Il sindacato dei media critica l’impiego nel giornale della Curia di redattori ormai a riposo, pagati poco, che «toglievano opportunità ai giovani»
LUGANO - A prima vista può sembrare tardi parlare ora di politica salariale al Giornale del Popolo. Il paziente è morto, l’autopsia che ne rivela i presunti mali arriva appunto postuma. A prima vista, perché con un post su Facebook il segretario regionale di syndicom ha aperto il libro dei conti. «La tempistica della mia denuncia... - spiega a Ticinonline/20Minuti lo stesso Nicola Morellato - ...in modo molto trasparente e sincero posso dire che solo adesso abbiamo i dati. E questi dati ci sono arrivati ora individualmente. Fino a ieri, non essendoci una partnership sociale e neppure trasparenza e volontà di collaborazione da parte della direzione, queste cifre non sono mai state divulgate».
Parole pesanti ma scandite senza esitazione. Ed è solo la premessa. Perché la sostanza, secondo Morellato, sta (stava) nei salari, «nettamente inferiori rispetto al vecchio Ccl». Una situazione che ora il sindacalista ha deciso di portare alla luce «con i dati alla mano e con la lista dei dipendenti e dei loro salari. C’è un tema generalizzato, perché da quattordici anni in Ticino manca quel contratto collettivo che definiva salari minimi e scatti, ora non più in vigore. Al GdP si rilevano salari al 100% che si situano al di sotto dei 4'000 franchi. Ci sono alcuni salari bassi e anche delle imprecisioni che stiamo analizzando. Però finora c’è stata poca volontà di collaborazione e soprattutto poca trasparenza da parte della direzione a confrontarsi sui dati reali».

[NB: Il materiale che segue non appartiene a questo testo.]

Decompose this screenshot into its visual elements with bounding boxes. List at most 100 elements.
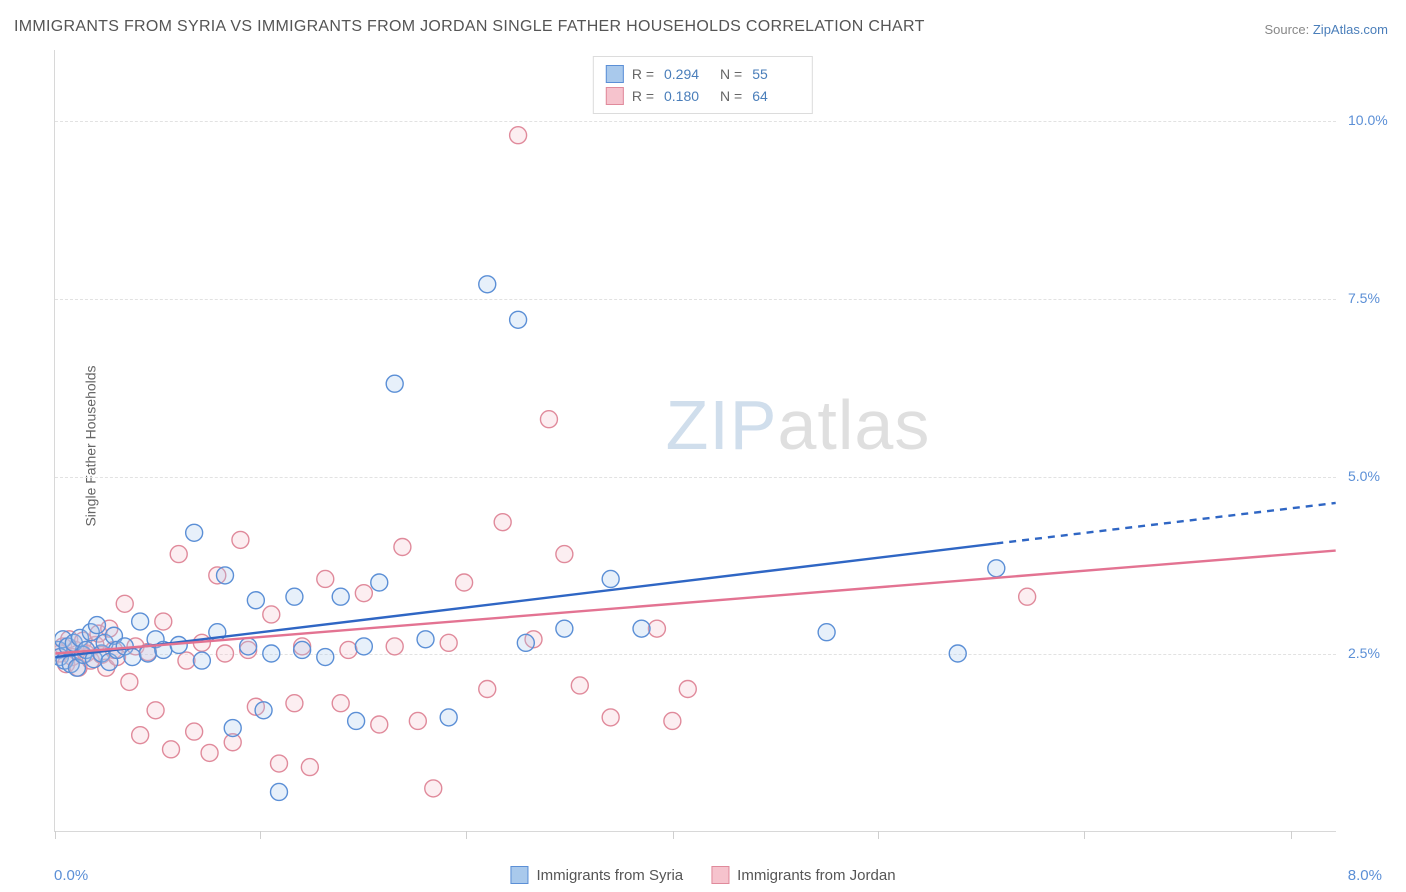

Uno degli aspetti più gravi, sempre secondo Morellato, sta nell’impiego esagerato e sottopagato di giornalisti pensionati. È uno dei problemi, da sempre sul tavolo «per rendere attrattiva la professione e garantire salari minimi d’entrata», che l'analisi delle carte avrebbe rivelato: «È il problema dei pensionati che rubano posti di lavoro ai giovani. Oltretutto pensionati sottopagati che fanno quindi dumping salariale». In che termini, lo spiega leggendo i fogli che ha sotto mano. Al GdP, continua, «c’era un pensionato che lavorava al 50% guadagnando 1'000 franchi. Un altro ne prendeva sempre 1'000, ma al 60%. Un altro 1'050 al 50%. Un altro 2'000 franchi al mese a tempo pieno. Salari lordi. È chiaro che con questo tipo di concorrenza si sostituiscono potenziali giovani giornalisti». Quanti erano i pensionati ingaggiati al GdP? «Parliamo di 5 persone su 35. Una proporzione che ritengo eccessiva».

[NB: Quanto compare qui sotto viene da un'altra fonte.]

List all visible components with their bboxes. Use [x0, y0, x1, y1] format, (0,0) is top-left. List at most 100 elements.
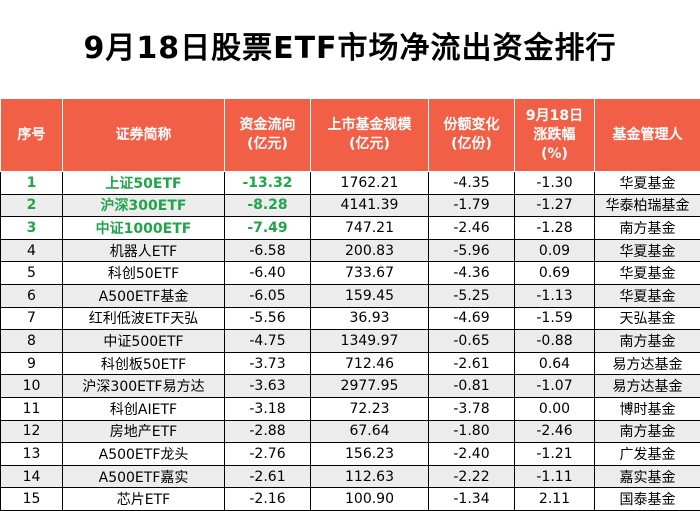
header-scale: 上市基金规模(亿元) [311, 99, 429, 172]
change-cell: 0.64 [515, 352, 595, 375]
change-cell: -0.88 [515, 330, 595, 353]
manager-cell: 国泰基金 [595, 488, 700, 511]
header-flow-line: (亿元) [225, 135, 310, 154]
scale-cell: 747.21 [311, 217, 429, 240]
rank-cell: 4 [1, 239, 63, 262]
rank-cell: 7 [1, 307, 63, 330]
name-cell: 机器人ETF [63, 239, 225, 262]
manager-cell: 博时基金 [595, 397, 700, 420]
name-cell: 科创AIETF [63, 397, 225, 420]
manager-cell: 华夏基金 [595, 239, 700, 262]
header-scale-line: (亿元) [311, 135, 428, 154]
scale-cell: 159.45 [311, 284, 429, 307]
share-cell: -1.34 [429, 488, 515, 511]
name-cell: 芯片ETF [63, 488, 225, 511]
name-cell: 沪深300ETF易方达 [63, 375, 225, 398]
name-cell: 上证50ETF [63, 172, 225, 195]
header-change: 9月18日涨跌幅(%) [515, 99, 595, 172]
manager-cell: 华夏基金 [595, 172, 700, 195]
rank-cell: 11 [1, 397, 63, 420]
share-cell: -2.61 [429, 352, 515, 375]
flow-cell: -2.61 [225, 465, 311, 488]
share-cell: -0.65 [429, 330, 515, 353]
share-cell: -4.69 [429, 307, 515, 330]
rank-cell: 15 [1, 488, 63, 511]
header-name: 证券简称 [63, 99, 225, 172]
manager-cell: 华夏基金 [595, 284, 700, 307]
scale-cell: 100.90 [311, 488, 429, 511]
manager-cell: 华泰柏瑞基金 [595, 194, 700, 217]
header-name-line: 证券简称 [63, 126, 224, 145]
name-cell: 沪深300ETF [63, 194, 225, 217]
manager-cell: 嘉实基金 [595, 465, 700, 488]
header-share-line: 份额变化 [429, 116, 514, 135]
name-cell: A500ETF龙头 [63, 443, 225, 466]
flow-cell: -2.16 [225, 488, 311, 511]
share-cell: -2.40 [429, 443, 515, 466]
share-cell: -4.35 [429, 172, 515, 195]
flow-cell: -6.40 [225, 262, 311, 285]
scale-cell: 72.23 [311, 397, 429, 420]
flow-cell: -8.28 [225, 194, 311, 217]
flow-cell: -4.75 [225, 330, 311, 353]
rank-cell: 14 [1, 465, 63, 488]
change-cell: -1.30 [515, 172, 595, 195]
change-cell: 0.09 [515, 239, 595, 262]
flow-cell: -6.58 [225, 239, 311, 262]
header-share-line: (亿份) [429, 135, 514, 154]
rank-cell: 5 [1, 262, 63, 285]
header-rank: 序号 [1, 99, 63, 172]
scale-cell: 712.46 [311, 352, 429, 375]
name-cell: 红利低波ETF天弘 [63, 307, 225, 330]
flow-cell: -3.73 [225, 352, 311, 375]
header-scale-line: 上市基金规模 [311, 116, 428, 135]
etf-outflow-table: 序号证券简称资金流向(亿元)上市基金规模(亿元)份额变化(亿份)9月18日涨跌幅… [0, 98, 700, 511]
flow-cell: -13.32 [225, 172, 311, 195]
share-cell: -1.79 [429, 194, 515, 217]
table-header-row: 序号证券简称资金流向(亿元)上市基金规模(亿元)份额变化(亿份)9月18日涨跌幅… [1, 99, 700, 172]
rank-cell: 1 [1, 172, 63, 195]
header-share: 份额变化(亿份) [429, 99, 515, 172]
share-cell: -1.80 [429, 420, 515, 443]
rank-cell: 6 [1, 284, 63, 307]
change-cell: -1.11 [515, 465, 595, 488]
share-cell: -2.22 [429, 465, 515, 488]
header-manager: 基金管理人 [595, 99, 700, 172]
change-cell: 0.69 [515, 262, 595, 285]
scale-cell: 2977.95 [311, 375, 429, 398]
header-manager-line: 基金管理人 [595, 126, 700, 145]
header-rank-line: 序号 [1, 126, 62, 145]
scale-cell: 67.64 [311, 420, 429, 443]
flow-cell: -2.76 [225, 443, 311, 466]
change-cell: -1.27 [515, 194, 595, 217]
flow-cell: -3.18 [225, 397, 311, 420]
change-cell: -1.59 [515, 307, 595, 330]
name-cell: 科创50ETF [63, 262, 225, 285]
manager-cell: 华夏基金 [595, 262, 700, 285]
flow-cell: -5.56 [225, 307, 311, 330]
name-cell: 科创板50ETF [63, 352, 225, 375]
share-cell: -5.96 [429, 239, 515, 262]
name-cell: 房地产ETF [63, 420, 225, 443]
rank-cell: 3 [1, 217, 63, 240]
share-cell: -2.46 [429, 217, 515, 240]
name-cell: 中证1000ETF [63, 217, 225, 240]
rank-cell: 2 [1, 194, 63, 217]
scale-cell: 36.93 [311, 307, 429, 330]
scale-cell: 200.83 [311, 239, 429, 262]
change-cell: -1.07 [515, 375, 595, 398]
scale-cell: 1349.97 [311, 330, 429, 353]
rank-cell: 8 [1, 330, 63, 353]
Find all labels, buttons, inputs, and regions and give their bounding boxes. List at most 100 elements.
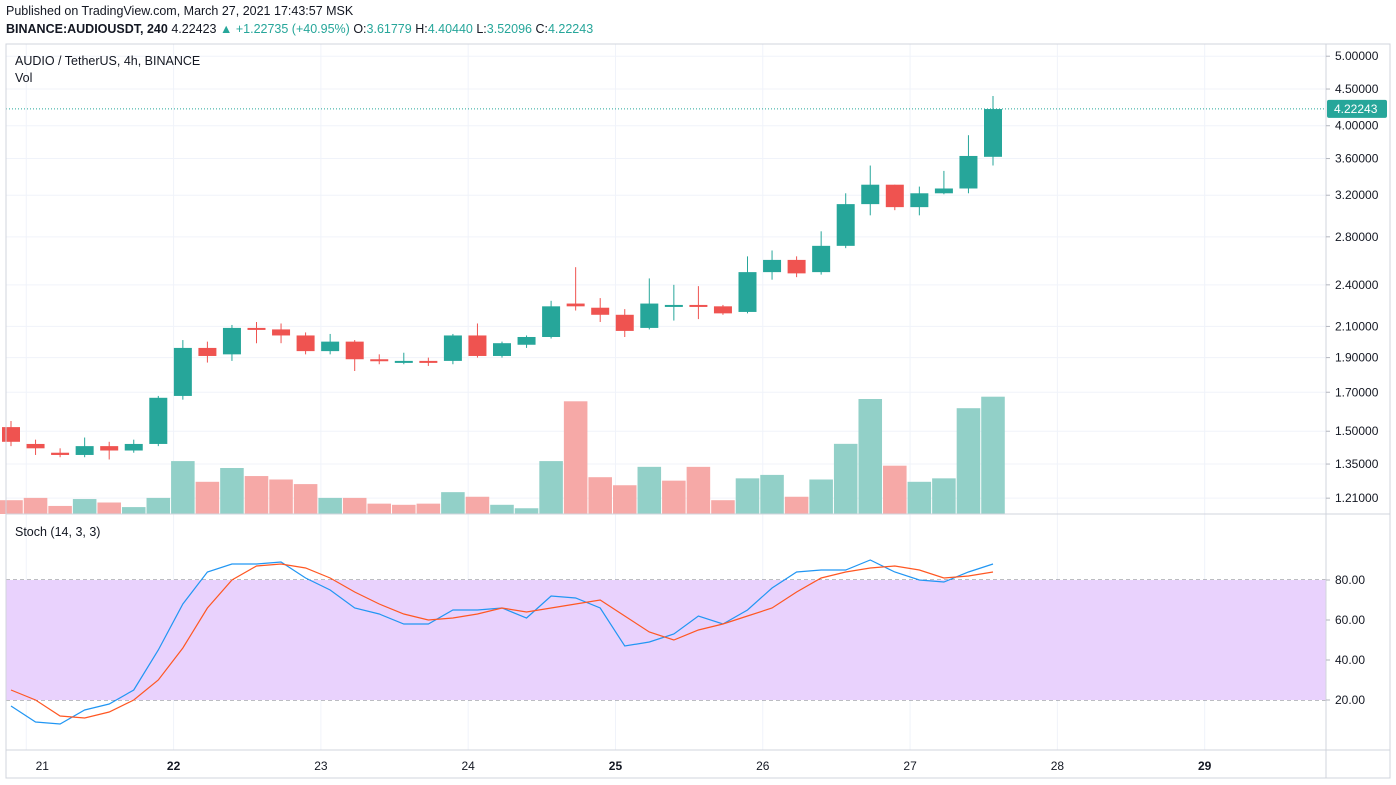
candle-body bbox=[75, 446, 94, 455]
candle-body bbox=[124, 443, 143, 451]
price-tick-label: 2.80000 bbox=[1335, 230, 1379, 244]
volume-bar bbox=[711, 500, 735, 514]
price-tick-label: 5.00000 bbox=[1335, 49, 1379, 63]
candle-body bbox=[959, 155, 978, 189]
candle-body bbox=[812, 245, 831, 273]
candle-body bbox=[100, 446, 119, 451]
price-tick-label: 1.90000 bbox=[1335, 351, 1379, 365]
volume-bar bbox=[932, 478, 956, 514]
candle-body bbox=[468, 335, 487, 356]
symbol-ohlc-bar: BINANCE:AUDIOUSDT, 240 4.22423 ▲ +1.2273… bbox=[6, 22, 593, 36]
candle-body bbox=[493, 343, 511, 356]
candle-body bbox=[51, 452, 70, 455]
volume-bar bbox=[858, 399, 883, 514]
stoch-tick-label: 80.00 bbox=[1335, 573, 1365, 587]
volume-bar bbox=[588, 477, 612, 514]
price-tick-label: 1.35000 bbox=[1335, 457, 1379, 471]
volume-bar bbox=[539, 461, 563, 514]
candle-body bbox=[419, 360, 438, 363]
published-note: Published on TradingView.com, March 27, … bbox=[6, 4, 354, 18]
volume-bar bbox=[342, 497, 367, 514]
candle-body bbox=[861, 184, 880, 205]
volume-bar bbox=[612, 485, 637, 514]
price-tick-label: 4.50000 bbox=[1335, 82, 1379, 96]
stoch-lines bbox=[10, 559, 994, 725]
candle-body bbox=[321, 341, 340, 352]
legend-title: AUDIO / TetherUS, 4h, BINANCE bbox=[15, 54, 200, 68]
candle-body bbox=[763, 259, 782, 273]
high-value: 4.40440 bbox=[427, 22, 473, 36]
time-tick-label: 24 bbox=[461, 759, 475, 773]
volume-bar bbox=[367, 503, 392, 514]
candle-body bbox=[591, 307, 610, 315]
legend-stoch: Stoch (14, 3, 3) bbox=[15, 525, 100, 539]
price-tick-label: 1.21000 bbox=[1335, 491, 1379, 505]
candle-body bbox=[787, 259, 806, 274]
volume-bar bbox=[760, 474, 784, 514]
candle-body bbox=[542, 306, 561, 337]
volume-bar bbox=[833, 443, 858, 514]
volume-bar bbox=[686, 466, 711, 514]
time-tick-label: 21 bbox=[36, 759, 50, 773]
volume-bar bbox=[441, 492, 465, 514]
time-tick-label: 27 bbox=[903, 759, 917, 773]
candle-body bbox=[664, 304, 683, 307]
last-price-label: 4.22243 bbox=[1334, 102, 1378, 116]
volume-bar bbox=[171, 461, 195, 514]
volume-bar bbox=[318, 497, 342, 514]
candle-body bbox=[26, 443, 45, 449]
volume-bar bbox=[48, 505, 72, 514]
stoch-tick-label: 40.00 bbox=[1335, 653, 1365, 667]
candle-body bbox=[910, 193, 929, 208]
chart-border bbox=[5, 43, 1391, 779]
volume-bar bbox=[416, 503, 441, 514]
stoch-d-line bbox=[10, 563, 994, 719]
candle-body bbox=[2, 427, 20, 442]
candle-body bbox=[934, 188, 953, 194]
candle-body bbox=[566, 303, 585, 307]
volume-bar bbox=[809, 479, 833, 514]
volume-bar bbox=[293, 484, 318, 514]
time-tick-label: 25 bbox=[609, 759, 623, 773]
last-price: 4.22423 bbox=[171, 22, 217, 36]
volume-bar bbox=[956, 408, 981, 514]
candle-body bbox=[689, 304, 708, 307]
volume-bar bbox=[392, 504, 416, 514]
close-label: C: bbox=[535, 22, 548, 36]
open-value: 3.61779 bbox=[366, 22, 412, 36]
stoch-tick-label: 20.00 bbox=[1335, 693, 1365, 707]
time-tick-label: 22 bbox=[167, 759, 181, 773]
volume-bar bbox=[0, 500, 23, 514]
volume-bar bbox=[23, 497, 48, 514]
volume-bar bbox=[981, 396, 1005, 514]
stoch-band bbox=[6, 580, 1326, 700]
candle-body bbox=[615, 314, 634, 331]
volume-bar bbox=[907, 481, 932, 514]
open-label: O: bbox=[353, 22, 367, 36]
volume-bar bbox=[735, 478, 760, 514]
price-tick-label: 3.20000 bbox=[1335, 188, 1379, 202]
volume-bar bbox=[514, 508, 539, 514]
time-tick-label: 29 bbox=[1198, 759, 1212, 773]
candle-body bbox=[885, 184, 904, 208]
price-tick-label: 4.00000 bbox=[1335, 119, 1379, 133]
price-tick-label: 1.50000 bbox=[1335, 424, 1379, 438]
price-tick-label: 3.60000 bbox=[1335, 152, 1379, 166]
volume-bar bbox=[97, 502, 121, 514]
volume-bar bbox=[72, 499, 97, 514]
candle-body bbox=[984, 109, 1002, 157]
candle-body bbox=[345, 341, 364, 360]
volume-bar bbox=[637, 466, 662, 514]
candle-body bbox=[394, 360, 413, 363]
candle-body bbox=[640, 303, 659, 328]
candle-body bbox=[272, 329, 291, 336]
low-value: 3.52096 bbox=[486, 22, 532, 36]
candle-body bbox=[517, 336, 536, 345]
candle-body bbox=[149, 397, 168, 444]
volume-bar bbox=[269, 479, 293, 514]
candle-body bbox=[738, 272, 757, 312]
time-tick-label: 26 bbox=[756, 759, 770, 773]
time-tick-label: 23 bbox=[314, 759, 328, 773]
volume-bar bbox=[465, 496, 490, 514]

Una situazione che renderebbe, secondo syndicom, ancora più evidente la necessità di un Ccl per regolamentare anche gli scatti salariali secondo l’esperienza. «Un pensionato dovrebbe essere arrivato a 7-8mila franchi, invece qui ne prende 2000... Inoltre c’è anche l’aspetto delle collaborazioni esterne dei pensionati, dove si abbassavano le tariffe. Ed è una concorrenza indiretta ai collaboratori stessi». Pensando al futuro, conclude Morellato, «il pensionato può certo continuare a svolgere il proprio lavoro, ma deve essere un impiego di consulenza e pagato adeguatamente. Altrimenti l’abbassamento delle pensioni, la difficoltà di avere un terzo pilastro e il rischio di entrare in pensione da “povero” rischiano di portare una forte concorrenza al lavoratore attivo. È un tema politico e sociale che andrebbe affrontato con una regolamentazione salariale».
Zumthor: «Con syndicom avremmo chiuso dieci anni fa»

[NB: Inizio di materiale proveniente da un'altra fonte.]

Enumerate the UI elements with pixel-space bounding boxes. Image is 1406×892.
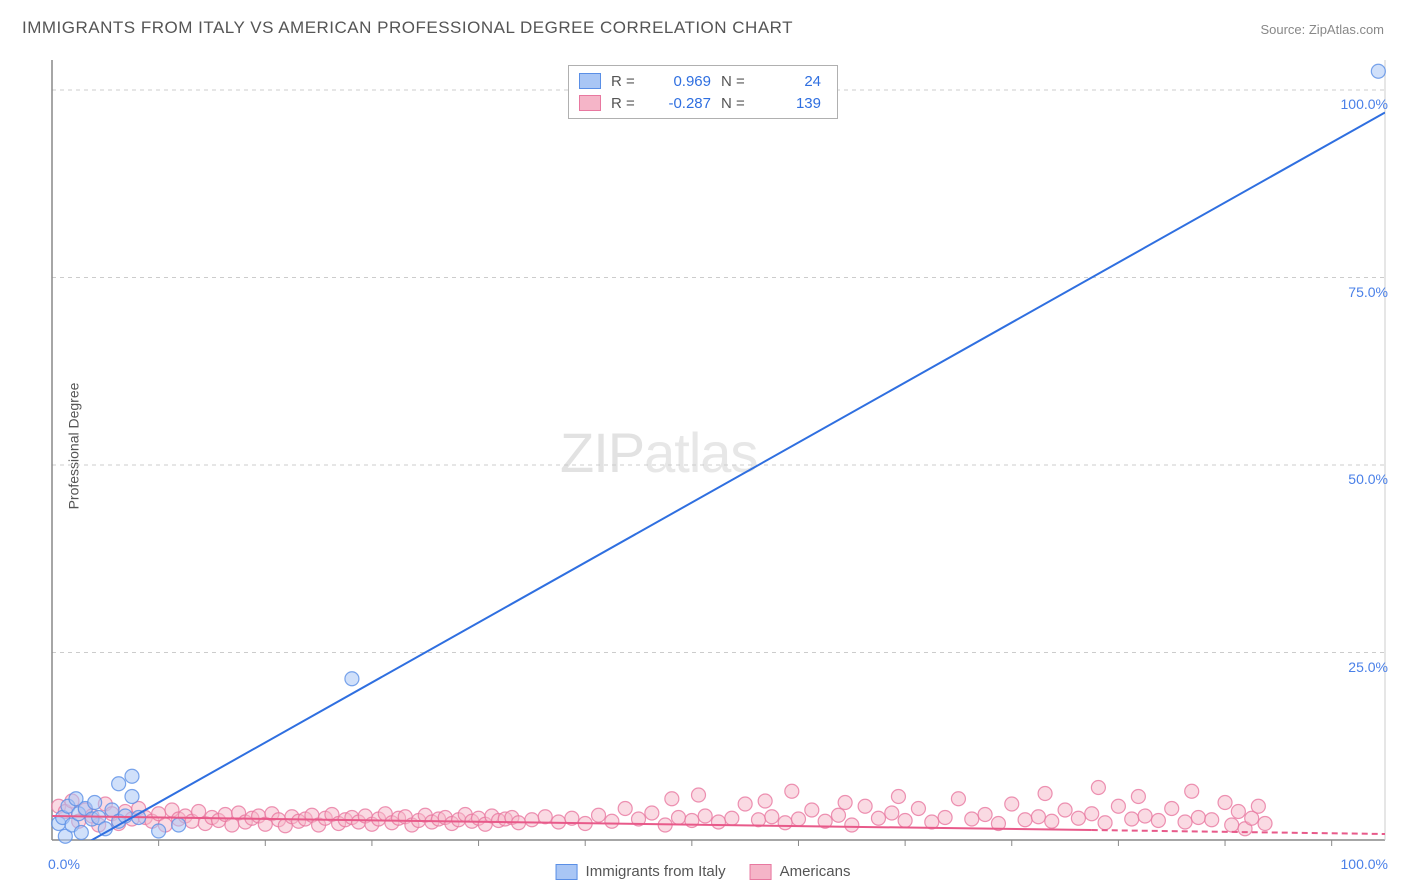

«Se Morellato voleva far chiudere il giornale dieci anni fa…». Replica così la direttrice del GdP alle accuse di syndicom. Troppi pensionati? «Sappiamo benissimo che certe cose - continua Alessandra Zumthor - si è riusciti a farle aiutandoci tra noi. Non si faceva né dumping né altro, i giornalisti li pagavamo correttamente. Dopodiché se c’è il pensionato che si mette a disposizione anche gratuitamente, gli diamo almeno una gratifica». E più in generale, conclude Zumthor, «potete anche sentire la Curia perché sono stufa di venir coinvolta in cose che non ho organizzato io ed erano così da anni al giornale».